Deciding what salary to offer to a Medical PA is a complex decision and the market has changed a great deal since the Covid pandemic. Most Medical PAs would prefer to work in a virtual role, based at home, and those who are looking for office-based positions will expect a higher salary to compensate for commuting costs and time.

A good place to start checking for information to help you decide what salary to offer is Indeed, the recruitment website. They offer information on the average salary for various professions, and you can also check out other current job adverts to get a guide.

Finding the right person

Finding the right person is the greatest challenge. It is a good idea to ask your network of colleagues for any recommendations and also to keep you in mind if they hear of a Medical PA looking for a new role.

You can engage a recruitment consultant to help manage the process for you and this is the best option if you have limited time. It is important to choose a recruiter who has direct experience of recruiting Medical PAs in private practice. You will normally be charged a percentage of salary and the terms will provide some back up if your new candidate does not work out in the first three months of working in the role.

If you want to manage the recruitment process yourself (the DIY approach) then you will need to set aside time to manage the process.

The DIY recruitment approach

1. Job advert

Your first objective will be to advertise your role and you should look to websites such as Indeed to help you do this. You can place your job advert on Indeed and use their recruitment system to help you shortlist candidates, arrange interviews etc. There are also skills tests that you can introduce as part of the application process.

2. Promotion

If you are using social media channels such as Facebook, Instagram, and LinkedIn you can promote your job advert here to drum up more interest and this can make a huge difference.

3. Interviews

Once you have attracted a few candidates you will need to work through them and create your shortlist of those you want to offer an interview. I would recommend an initial video interview prior to offering the opportunity for a face-to-face interview.

4. Offer letter

When you have found your ideal Medical PA, you will need to formally offer the role in the form of an offer letter.

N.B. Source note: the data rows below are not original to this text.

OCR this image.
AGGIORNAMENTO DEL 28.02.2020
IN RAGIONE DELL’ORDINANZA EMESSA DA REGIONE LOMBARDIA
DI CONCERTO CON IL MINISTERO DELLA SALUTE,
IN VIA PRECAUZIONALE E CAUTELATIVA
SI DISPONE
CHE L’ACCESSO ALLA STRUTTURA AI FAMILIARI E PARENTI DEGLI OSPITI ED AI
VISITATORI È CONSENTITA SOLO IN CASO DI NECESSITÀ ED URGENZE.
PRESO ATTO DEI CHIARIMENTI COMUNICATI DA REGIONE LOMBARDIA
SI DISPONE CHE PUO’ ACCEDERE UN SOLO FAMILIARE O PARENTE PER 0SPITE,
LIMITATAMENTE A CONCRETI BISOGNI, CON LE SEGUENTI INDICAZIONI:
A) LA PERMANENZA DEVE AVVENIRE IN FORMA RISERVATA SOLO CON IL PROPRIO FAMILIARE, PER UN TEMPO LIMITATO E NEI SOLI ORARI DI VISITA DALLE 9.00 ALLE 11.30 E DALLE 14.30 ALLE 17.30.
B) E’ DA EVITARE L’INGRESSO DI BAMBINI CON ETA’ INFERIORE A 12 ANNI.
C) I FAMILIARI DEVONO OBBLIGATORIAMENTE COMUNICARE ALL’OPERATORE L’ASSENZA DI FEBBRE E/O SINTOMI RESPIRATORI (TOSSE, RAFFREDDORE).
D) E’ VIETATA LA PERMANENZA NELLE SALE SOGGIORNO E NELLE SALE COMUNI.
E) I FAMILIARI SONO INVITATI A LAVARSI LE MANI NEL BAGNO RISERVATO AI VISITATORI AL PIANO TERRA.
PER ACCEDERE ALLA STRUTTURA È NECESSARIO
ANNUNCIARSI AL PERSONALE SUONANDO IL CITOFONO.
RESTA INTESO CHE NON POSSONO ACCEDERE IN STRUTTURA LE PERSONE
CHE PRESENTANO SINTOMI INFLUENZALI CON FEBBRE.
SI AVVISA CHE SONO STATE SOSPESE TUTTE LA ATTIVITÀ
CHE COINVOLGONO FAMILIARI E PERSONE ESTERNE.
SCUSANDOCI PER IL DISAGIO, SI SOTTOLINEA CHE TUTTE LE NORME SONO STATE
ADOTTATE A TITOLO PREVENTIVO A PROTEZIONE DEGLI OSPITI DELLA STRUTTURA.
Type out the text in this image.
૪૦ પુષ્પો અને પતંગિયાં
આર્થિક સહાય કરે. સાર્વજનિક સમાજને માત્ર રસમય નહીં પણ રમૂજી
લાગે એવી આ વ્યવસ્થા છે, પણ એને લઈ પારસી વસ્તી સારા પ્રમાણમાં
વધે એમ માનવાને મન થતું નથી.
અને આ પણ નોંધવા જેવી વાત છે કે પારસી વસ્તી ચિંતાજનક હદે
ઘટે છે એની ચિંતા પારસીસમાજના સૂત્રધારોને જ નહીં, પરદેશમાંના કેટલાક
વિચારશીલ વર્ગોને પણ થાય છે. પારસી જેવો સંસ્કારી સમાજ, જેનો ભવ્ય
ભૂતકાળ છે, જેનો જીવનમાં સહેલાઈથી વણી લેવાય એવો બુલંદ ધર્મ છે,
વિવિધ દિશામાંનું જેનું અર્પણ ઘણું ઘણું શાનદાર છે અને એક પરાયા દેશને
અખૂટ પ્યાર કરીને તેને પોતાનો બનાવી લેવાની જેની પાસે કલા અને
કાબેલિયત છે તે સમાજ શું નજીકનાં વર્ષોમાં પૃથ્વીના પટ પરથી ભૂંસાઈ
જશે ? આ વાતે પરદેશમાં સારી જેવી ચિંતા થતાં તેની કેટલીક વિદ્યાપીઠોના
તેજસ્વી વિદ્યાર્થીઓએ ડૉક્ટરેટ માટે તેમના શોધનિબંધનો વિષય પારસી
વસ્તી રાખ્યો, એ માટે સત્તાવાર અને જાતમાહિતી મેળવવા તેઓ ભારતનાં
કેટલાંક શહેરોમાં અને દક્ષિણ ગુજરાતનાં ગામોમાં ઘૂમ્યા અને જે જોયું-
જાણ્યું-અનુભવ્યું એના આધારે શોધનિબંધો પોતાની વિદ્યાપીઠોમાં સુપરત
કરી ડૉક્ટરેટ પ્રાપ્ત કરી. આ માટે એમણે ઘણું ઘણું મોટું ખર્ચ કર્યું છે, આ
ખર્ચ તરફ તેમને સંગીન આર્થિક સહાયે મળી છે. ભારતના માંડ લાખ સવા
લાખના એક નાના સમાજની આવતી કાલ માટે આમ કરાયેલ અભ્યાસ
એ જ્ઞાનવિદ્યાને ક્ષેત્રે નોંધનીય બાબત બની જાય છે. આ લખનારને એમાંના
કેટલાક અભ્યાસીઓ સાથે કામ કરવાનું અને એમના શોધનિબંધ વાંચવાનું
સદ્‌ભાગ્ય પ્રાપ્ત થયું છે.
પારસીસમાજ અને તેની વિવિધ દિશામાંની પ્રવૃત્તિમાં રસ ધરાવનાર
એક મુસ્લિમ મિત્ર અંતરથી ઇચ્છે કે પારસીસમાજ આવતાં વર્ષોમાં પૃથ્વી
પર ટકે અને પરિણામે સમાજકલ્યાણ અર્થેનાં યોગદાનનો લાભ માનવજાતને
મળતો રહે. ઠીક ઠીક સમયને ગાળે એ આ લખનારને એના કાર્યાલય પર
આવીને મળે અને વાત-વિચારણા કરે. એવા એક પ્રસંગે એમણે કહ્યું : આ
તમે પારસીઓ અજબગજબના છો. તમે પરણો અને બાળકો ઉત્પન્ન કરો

In practice you will probably offer the position verbally either in person or by phone, but the letter formalises this.

Your employment offer letter expresses your intent to employ your Medical PA and should contain a brief summary of the main terms and conditions of the position. This will include details of start date, salary and benefits. You may make your offer contingent on certain conditions such as acceptable references and if the candidate does not meet these requirements, you are able to withdraw the offer.

5. References

In most cases it is advisable to ask for two references and, in a practice regulated by CQC this is essential. You may also need your Medical PA to provide a current DBS certificate (Disclosure and Barring Service).

6. Employment Contract

Your employment contract is your detailed offer of employment to follow the initial offer letter and must be signed by both employer and employee.

If this is your first employee you would be well advised to consult an HR specialist or employment lawyer to help draft your contract, although there are numerous template contracts available on the internet.

7. Start Date

Hopefully day one is the beginning of a long and successful employment that works well for you, your patients and your employee.

If your Medical PA is your first employee then you will need to consider your responsibilities as an employer including health and safety etc, but also in terms of HMRC and payroll.